Puppies like the Cheagle must not miss a meal because they are so petite in stature. Keep his blood sugar levels steady by feeding him three to four times a day. When he reaches adulthood, you can lower it to two times. Weight gain is also an issue. Obesity is an issue for both parent breeds. Because of this, it is critical to keep an eye on your pet’s health.

Grooming

Despite the Cheagle’s tendency to shed, grooming him isn’t difficult. Brushing your pet on a regular basis will keep your furniture clean and strengthen your relationship with him or her. Also, keep a watch out for any irritation or redness in his eyes. Particularly if he is merle in colour the Chihuahua is susceptible to infection. if required, trim his nails

Exercise

They are both active breeds, the Beagle and the Chihuahua. They’ll have a great day strolling about the neighbourhood and meeting new people. If Cheagle has the flat face of a Chihuahua, it’s important not to overexert him. These brachycephalic breeds are more prone to a wide range of major health disorders, including upper respiratory problems, because of their smaller heads.

We recommend that you keep a watch on your dog while he is out on a walk or exercise. If your puppy begins to exhibit signs of respiratory discomfort, don’t be hesitant to put an end to his playtime. You should make sure your children are aware of it as well.

Training

Training, in our opinion, needs to begin right away. At that point, you have a clean slate and can make the rules. Consider the Cheagle’s sensitivity to harsh words when speaking to it. Positive reinforcement is key to getting the most out of his lectures. If you’re concerned about keeping your dog’s weight in line, we recommend that you use treats only as training aids.

Children and Other Pets

Cheagles are vulnerable to being savaged by youngsters since they are so little.
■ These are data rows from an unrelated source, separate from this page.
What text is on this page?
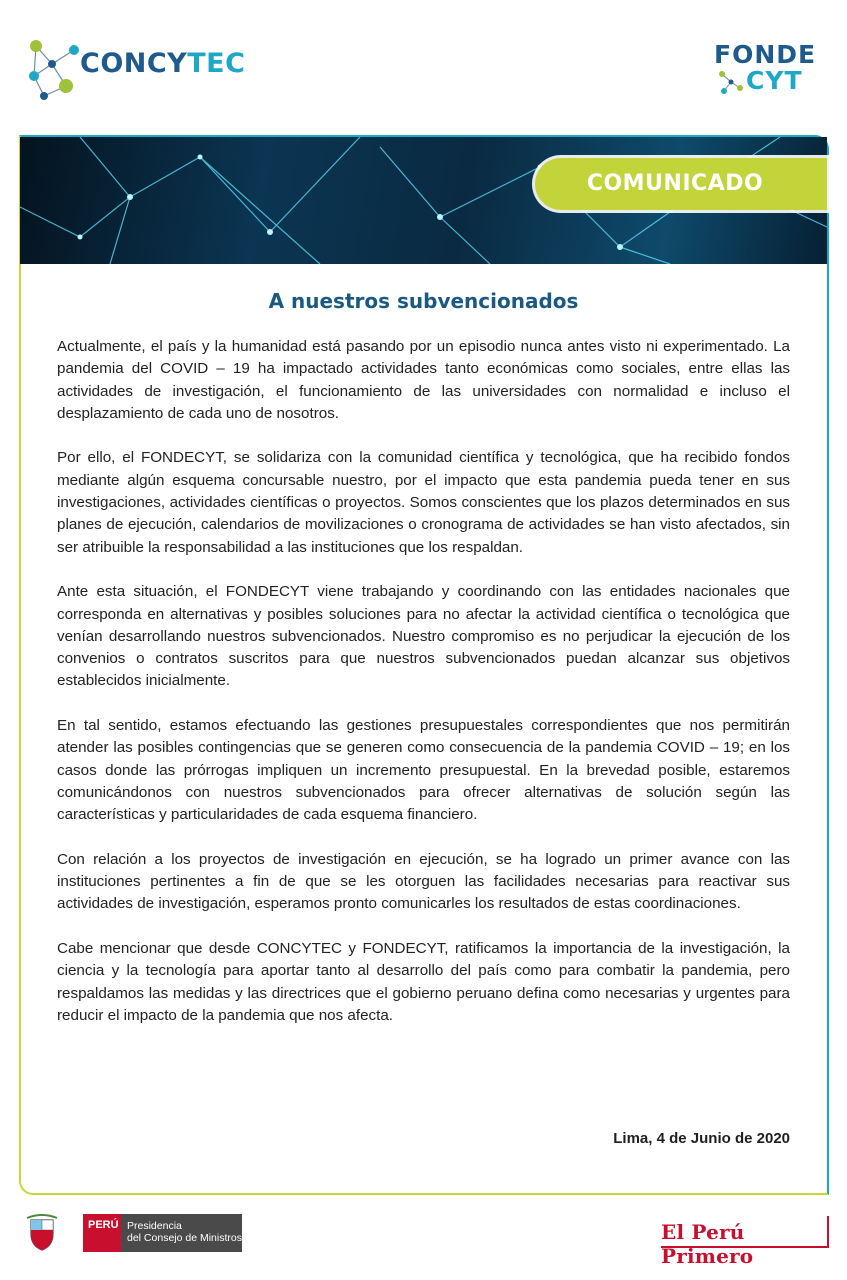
CONCYTEC	FONDE
CYT
COMUNICADO
A nuestros subvencionados

Actualmente, el país y la humanidad está pasando por un episodio nunca antes visto ni experimentado. La pandemia del COVID – 19 ha impactado actividades tanto económicas como sociales, entre ellas las actividades de investigación, el funcionamiento de las universidades con normalidad e incluso el desplazamiento de cada uno de nosotros.

Por ello, el FONDECYT, se solidariza con la comunidad científica y tecnológica, que ha recibido fondos mediante algún esquema concursable nuestro, por el impacto que esta pandemia pueda tener en sus investigaciones, actividades científicas o proyectos. Somos conscientes que los plazos determinados en sus planes de ejecución, calendarios de movilizaciones o cronograma de actividades se han visto afectados, sin ser atribuible la responsabilidad a las instituciones que los respaldan.

Ante esta situación, el FONDECYT viene trabajando y coordinando con las entidades nacionales que corresponda en alternativas y posibles soluciones para no afectar la actividad científica o tecnológica que venían desarrollando nuestros subvencionados. Nuestro compromiso es no perjudicar la ejecución de los convenios o contratos suscritos para que nuestros subvencionados puedan alcanzar sus objetivos establecidos inicialmente.

En tal sentido, estamos efectuando las gestiones presupuestales correspondientes que nos permitirán atender las posibles contingencias que se generen como consecuencia de la pandemia COVID – 19; en los casos donde las prórrogas impliquen un incremento presupuestal. En la brevedad posible, estaremos comunicándonos con nuestros subvencionados para ofrecer alternativas de solución según las características y particularidades de cada esquema financiero.

Con relación a los proyectos de investigación en ejecución, se ha logrado un primer avance con las instituciones pertinentes a fin de que se les otorguen las facilidades necesarias para reactivar sus actividades de investigación, esperamos pronto comunicarles los resultados de estas coordinaciones.

Cabe mencionar que desde CONCYTEC y FONDECYT, ratificamos la importancia de la investigación, la ciencia y la tecnología para aportar tanto al desarrollo del país como para combatir la pandemia, pero respaldamos las medidas y las directrices que el gobierno peruano defina como necesarias y urgentes para reducir el impacto de la pandemia que nos afecta.

Lima, 4 de Junio de 2020
PERÚ Presidencia
del Consejo de Ministros	El Perú Primero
Cheagles love to play with parents or older children who know how to play softly. The Cheagle is a fantastic dog for an active owner.

Even if Cheagles are introduced to other animals gently and calmly, they can get along with them if they’ve been properly socialised. They should get used to different animals as soon as possible.

When introducing new canines to each other, exercise caution at all times. It’s a good indicator if your nose is touching your buttocks. If the dogs are gazing each other in the eyes, they should be separated as soon as possible.

Puppies

Training and socialisation are necessary for Cheagle pups to become a well-behaved adult dog within the first three or four months of their lives. Even though they have a tendency to be defiant, they generally do a decent job of obeying their masters’ commands. It is possible that a crate will aid in housebreaking, although this is not a need.

Owners who want a healthy puppy should always buy from reputed breeders who conduct thorough health checks on their puppies. Ask the breeders for documentation proving their pets are healthy if you can. Buying a puppy from a puppy mill or pet store may be cheaper, but the puppies they sell are more likely to be sick, which can lead to even more difficulties down the road. You should get a puppy around the 12-week period if possible.

Dogs Similar to the Cheagle

Those who enjoy the Cheagle might also enjoy the following breeds, which are close relatives:

American foxhound 

The American Foxhound is a more pure hunter than the Cheagle mix because it was originally developed for the English practise of foxhunting. Despite this, it has a kind, loving, and laid-back demeanour.

Cavalier King Charles Spaniel  

Because of its calm, aristocratic demeanour and boundless energy and agility, the King Charles is a popular choice among British aristocrats.

Pomeranian

The Pomeranian is typically recommended as a good companion for people seeking a little dog like a Chihuahua. An expressive face and long orange or red fur make this breed a friendly and devoted companion. However, it will need some time and effort to keep it in good shape.